煙管を再び咥えて彼は手元の資料に目を戻した。
「練度上々、機甲部隊はいつでも旅順に輸送ができる。…さて、あとは遼東半島の占領報告を待つだけ――「キャァァアアア!!」…ッ!?」
突然遮った悲鳴に思わず彼は煙管を落とす。
(侵入者かぁッ!?)
右腰の軍刀に手を添えつつ悲鳴の聞こえた方へ駆け出す。
素早く廊下を走り抜けて角を左に曲がる。
「なにがあった!?」
ダァンと勢い良くドアをブチ開けると、そこには毛布にくるまって床に横たわる秋山と、その毛布の端を両手で掴み上げながらげしげしと彼を踏み付ける有栖川宮が。
「こんのドロボー!返してくださいましぃいいい!!」
「嫌だ!寒い!寒い!!」
「この毛布は貴方がわたくしに持っていらしたんしてよ!?」
「だからなんだばーか!」
「……なにやってんだお前らこんな朝っぱらから…。」
22歳の姫に蹴られ続けながら意地でも毛布を離さない36歳の海軍大佐の図を前に、伊地知は当惑してそう尋ねるしかない。

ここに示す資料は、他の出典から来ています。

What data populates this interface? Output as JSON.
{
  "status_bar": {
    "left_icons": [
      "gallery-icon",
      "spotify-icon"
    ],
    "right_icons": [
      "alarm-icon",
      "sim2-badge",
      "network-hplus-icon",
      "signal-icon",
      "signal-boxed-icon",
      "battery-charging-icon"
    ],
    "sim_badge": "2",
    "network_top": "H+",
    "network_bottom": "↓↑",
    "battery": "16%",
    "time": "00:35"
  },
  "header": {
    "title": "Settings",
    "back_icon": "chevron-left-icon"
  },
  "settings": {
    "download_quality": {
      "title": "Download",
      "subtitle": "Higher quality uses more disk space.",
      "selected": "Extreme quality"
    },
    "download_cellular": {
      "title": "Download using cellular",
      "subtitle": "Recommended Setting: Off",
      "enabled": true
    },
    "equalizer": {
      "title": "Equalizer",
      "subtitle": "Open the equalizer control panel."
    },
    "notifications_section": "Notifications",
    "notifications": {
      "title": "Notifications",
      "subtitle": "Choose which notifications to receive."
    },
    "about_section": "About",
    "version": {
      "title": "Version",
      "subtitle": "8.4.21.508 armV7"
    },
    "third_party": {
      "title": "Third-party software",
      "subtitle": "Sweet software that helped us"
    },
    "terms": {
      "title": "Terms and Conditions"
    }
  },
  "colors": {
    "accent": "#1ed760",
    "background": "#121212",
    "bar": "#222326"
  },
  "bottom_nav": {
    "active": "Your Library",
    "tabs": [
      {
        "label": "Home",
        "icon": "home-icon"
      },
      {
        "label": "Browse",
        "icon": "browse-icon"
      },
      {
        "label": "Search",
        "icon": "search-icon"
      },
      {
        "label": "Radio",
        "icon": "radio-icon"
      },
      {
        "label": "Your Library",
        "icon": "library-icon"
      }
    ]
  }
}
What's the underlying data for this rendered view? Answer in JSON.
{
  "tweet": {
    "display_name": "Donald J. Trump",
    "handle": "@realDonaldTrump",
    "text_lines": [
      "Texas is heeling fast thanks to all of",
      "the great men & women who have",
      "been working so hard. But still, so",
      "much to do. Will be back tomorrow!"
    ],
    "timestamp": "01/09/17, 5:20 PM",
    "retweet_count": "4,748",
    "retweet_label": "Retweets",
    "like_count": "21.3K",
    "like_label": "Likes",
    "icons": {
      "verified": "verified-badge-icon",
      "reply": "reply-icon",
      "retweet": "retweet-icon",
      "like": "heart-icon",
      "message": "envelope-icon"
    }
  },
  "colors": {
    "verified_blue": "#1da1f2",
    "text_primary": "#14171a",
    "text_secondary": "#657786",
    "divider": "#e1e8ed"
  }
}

「この素っ頓狂な奇怪単細胞がわたくしの毛布を奪ったんですわ!」
「寝落ちしたあと身体が勝手に毛布を手繰り寄せたんだ!恣意じゃない!」
「恣意的じゃなければよろしいとおっしゃりますの!?!」
「ああそうだ無意識ならセーフだ!」
「へぇ初耳ですわね、ならわたくしの手も勝手に海軍予算額の数字を…」
「やめろ!それは故意だ!明らかに不法だ!この悪徳令嬢めぇッ!」
(宿泊体験中の小学生かこいつらは……。)
伊地知は額に人差し指を当てて呆れ返る。
「……あぁもう二人で勝手に遊んどけ。」
「なんでこんな地球外生命物体と!!」
「なんでこんなクソガキ守銭奴と!!」
同時にそう返す二人に踵を返し、彼は半ば投げやりに捨て台詞を残す。
「――本当に仲睦まじいことで」
「「仲良くだなんて!!」」
取っ組み合いを再開する二人を背後に伊地知は疲れ顔で退室する。